Restriction of Homeomorphism is Homeomorphism

Theorem

Let $T_1 = \struct {S_1, \tau_1}$, $T_2 = \struct {S_2, \tau_2}$ be topological spaces.

Let $f: S_1 \to S_2$ be a homeomorphism between $T_1$ and $T_2$.

Let $S$ be a subset of $S_1$.

Let $f {\restriction_{S \times f \sqbrk S} } : S \to f \sqbrk S$ be the restriction of $f$ to $S \times f \sqbrk S$.

Let $S$ and $f \sqbrk S$ bear their respective subspace topologies.

Then $f {\restriction_{S \times f \sqbrk S} }$ is a homeomorphism.

Proof

By Restriction of Continuous Mapping is Continuous, $f {\restriction_{S \times f \sqbrk S} }$ is continuous.

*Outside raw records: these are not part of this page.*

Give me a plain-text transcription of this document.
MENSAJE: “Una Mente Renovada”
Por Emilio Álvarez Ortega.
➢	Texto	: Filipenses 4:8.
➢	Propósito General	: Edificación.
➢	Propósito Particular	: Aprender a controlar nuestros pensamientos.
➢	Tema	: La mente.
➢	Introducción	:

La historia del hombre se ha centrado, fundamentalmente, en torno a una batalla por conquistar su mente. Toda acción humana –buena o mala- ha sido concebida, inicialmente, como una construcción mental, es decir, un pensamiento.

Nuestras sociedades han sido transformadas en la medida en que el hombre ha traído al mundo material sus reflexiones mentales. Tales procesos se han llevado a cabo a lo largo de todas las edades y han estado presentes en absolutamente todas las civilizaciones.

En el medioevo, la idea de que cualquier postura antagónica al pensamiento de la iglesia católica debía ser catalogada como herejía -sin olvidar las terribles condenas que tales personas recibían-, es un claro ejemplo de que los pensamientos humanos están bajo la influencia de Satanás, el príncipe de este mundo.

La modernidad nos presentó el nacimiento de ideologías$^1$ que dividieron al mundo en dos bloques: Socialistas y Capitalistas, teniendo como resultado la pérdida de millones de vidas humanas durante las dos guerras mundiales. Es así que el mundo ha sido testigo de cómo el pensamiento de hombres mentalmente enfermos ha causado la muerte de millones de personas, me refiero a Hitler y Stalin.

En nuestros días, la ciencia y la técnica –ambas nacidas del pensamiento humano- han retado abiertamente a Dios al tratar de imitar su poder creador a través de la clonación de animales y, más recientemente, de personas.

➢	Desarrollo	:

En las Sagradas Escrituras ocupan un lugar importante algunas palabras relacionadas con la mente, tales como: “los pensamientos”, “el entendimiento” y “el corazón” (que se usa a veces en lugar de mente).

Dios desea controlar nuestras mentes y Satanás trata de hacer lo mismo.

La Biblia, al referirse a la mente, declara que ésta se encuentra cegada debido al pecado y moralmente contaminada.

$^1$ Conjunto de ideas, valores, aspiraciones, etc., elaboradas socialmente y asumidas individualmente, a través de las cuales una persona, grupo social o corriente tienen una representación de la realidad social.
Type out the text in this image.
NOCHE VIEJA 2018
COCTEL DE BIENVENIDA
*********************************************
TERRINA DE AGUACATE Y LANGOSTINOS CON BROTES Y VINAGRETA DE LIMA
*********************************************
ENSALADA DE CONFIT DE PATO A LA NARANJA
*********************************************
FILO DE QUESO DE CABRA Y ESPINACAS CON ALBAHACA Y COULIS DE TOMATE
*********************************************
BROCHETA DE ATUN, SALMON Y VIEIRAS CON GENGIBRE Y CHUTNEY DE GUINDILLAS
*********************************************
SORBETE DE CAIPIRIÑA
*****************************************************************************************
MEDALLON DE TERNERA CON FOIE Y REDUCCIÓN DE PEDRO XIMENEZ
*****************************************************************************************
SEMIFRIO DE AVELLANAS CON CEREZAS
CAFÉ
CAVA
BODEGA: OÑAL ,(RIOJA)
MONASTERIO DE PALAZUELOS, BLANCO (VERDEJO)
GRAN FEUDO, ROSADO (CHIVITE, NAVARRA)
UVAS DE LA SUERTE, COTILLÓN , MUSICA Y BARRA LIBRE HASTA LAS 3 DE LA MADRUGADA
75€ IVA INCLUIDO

By Restriction of Inverse is Inverse of Restriction, $\left({f {\restriction_{S \times f \sqbrk S} } }\right)^{-1}$ is well-defined and equal to $f^{-1} {\restriction_{f \sqbrk S \times S} }$.

By Restriction of Continuous Mapping is Continuous, $f^{-1} {\restriction_{f \sqbrk S \times S} }$ is continuous.

Since $\paren {f {\restriction_{S \times f \sqbrk S} } }^{-1} = f^{-1} {\restriction_{f \sqbrk S \times S} }$, $\paren {f {\restriction_{S \times f \sqbrk S} } }^{-1}$ is continuous.

Hence, $f {\restriction_{S \times f \sqbrk S} }$ is a homeomorphism.

$\blacksquare$

Sources

• 1975: W.A. Sutherland: Introduction to Metric and Topological Spaces: $3$: Continuity generalized: topological spaces: Exercise $3.9 : 17$